Descrição de chapéu Previdência

Por Previdência, governo envia projeto que libera R$ 3 bi para pagar emendas

Segundo interlocutores de Bolsonaro, R$ 2 bi são para atender pleitos de parlamentares e R$ 1 bi é destinado para o Ministério da Defesa

Brasília

Cumprindo promessa feita a deputados, o governo enviou nesta terça-feira (6) um projeto ao Congresso para garantir recursos para o pagamento de emendas negociadas na votação em primeiro turno da reforma da Previdência.

Esse é mais um capítulo da negociação política em busca de apoio para a Câmara aprovar a restruturação das regras de aposentadoria e pensão.

Apesar disso, a votação em segundo turno da proposta não foi iniciada até o começo da noite desta terça.

O objetivo do governo é abrir a sessão até as 20h, derrubar a articulação de oposicionistas para atrasar a votação e aprovar o texto-base até a madrugada desta quarta-feira (7).

Mas líderes partidários já admitem que essa votação —a principal— possa ser adiada para a tarde de quarta.

Na semana de análise da reforma em primeiro turno, o presidente Jair Bolsonaro liberou diversos lotes de emendas parlamentares, beneficiando bases eleitorais de deputados federais principalmente na área de saúde.

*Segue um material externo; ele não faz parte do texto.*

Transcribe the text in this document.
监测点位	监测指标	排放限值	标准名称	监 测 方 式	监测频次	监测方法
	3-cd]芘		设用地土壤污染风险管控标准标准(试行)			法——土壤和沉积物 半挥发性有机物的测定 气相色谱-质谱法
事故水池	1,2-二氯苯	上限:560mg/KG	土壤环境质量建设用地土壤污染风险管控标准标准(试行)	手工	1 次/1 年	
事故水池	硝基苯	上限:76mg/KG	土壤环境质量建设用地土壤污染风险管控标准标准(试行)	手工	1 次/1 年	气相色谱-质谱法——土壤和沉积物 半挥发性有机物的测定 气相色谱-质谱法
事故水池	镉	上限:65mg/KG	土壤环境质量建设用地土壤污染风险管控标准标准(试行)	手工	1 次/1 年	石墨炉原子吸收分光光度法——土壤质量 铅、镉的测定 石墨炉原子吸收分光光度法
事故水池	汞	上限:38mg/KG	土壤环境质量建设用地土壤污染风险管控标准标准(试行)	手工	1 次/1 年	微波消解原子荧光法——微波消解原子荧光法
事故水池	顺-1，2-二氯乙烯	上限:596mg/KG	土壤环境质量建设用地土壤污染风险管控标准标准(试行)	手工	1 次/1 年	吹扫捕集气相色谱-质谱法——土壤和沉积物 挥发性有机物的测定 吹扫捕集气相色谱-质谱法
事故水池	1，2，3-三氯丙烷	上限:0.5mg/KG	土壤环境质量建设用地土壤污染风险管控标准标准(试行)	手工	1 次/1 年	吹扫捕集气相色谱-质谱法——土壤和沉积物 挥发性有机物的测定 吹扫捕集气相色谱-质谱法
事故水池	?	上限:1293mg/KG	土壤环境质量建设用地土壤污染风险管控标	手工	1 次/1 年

À época, ele negou que a liberação seja uma prática da “velha política”, criticada por bolsonaristas.

Agora, às vésperas da votação em segundo turno, o presidente enviou ao Congresso um projeto de lei que abre espaço no Orçamento para diversos ministérios no valor de R$ 3 bilhões.

Segundo interlocutores de Palácio do Planalto, R$ 2 bilhões são para atender a pleitos de parlamentares e R$ 1 bilhão se destina a ações do Ministério da Defesa.

Cabe ao Congresso autorizar a abertura desse crédito. Esses recursos são necessários para que o governo cumpra o acordo feito com deputados favoráveis à reforma da Previdência.

Apesar de ter sido eleito com o discurso de que acabaria com o fisiologismo no Congresso, o Planalto fez promessas de liberação que somam mais de R$ 5 bilhões para as emendas —que tratam de obras e investimentos nos redutos eleitorais dos congressistas.

Isso foi feito em troca de voto, um dos clássicos componentes do toma lá dá cá.

A exigência, durante o primeiro turno, era que o governo enviasse um projeto de lei para liberar mais dinheiro a ministérios, como Educação, Saúde e Desenvolvimento Regional.

Assim, haveria espaço no Orçamento para o pagamento das emendas prometidas a deputados que apoiarem a reforma da Previdência.

As negociações ocorreram nos bastidores, em julho, mas até mesmo a líder do governo no Congresso, Joice Hasselmann (PSL-SP), chegou a confirmar a perspectiva de envio do texto.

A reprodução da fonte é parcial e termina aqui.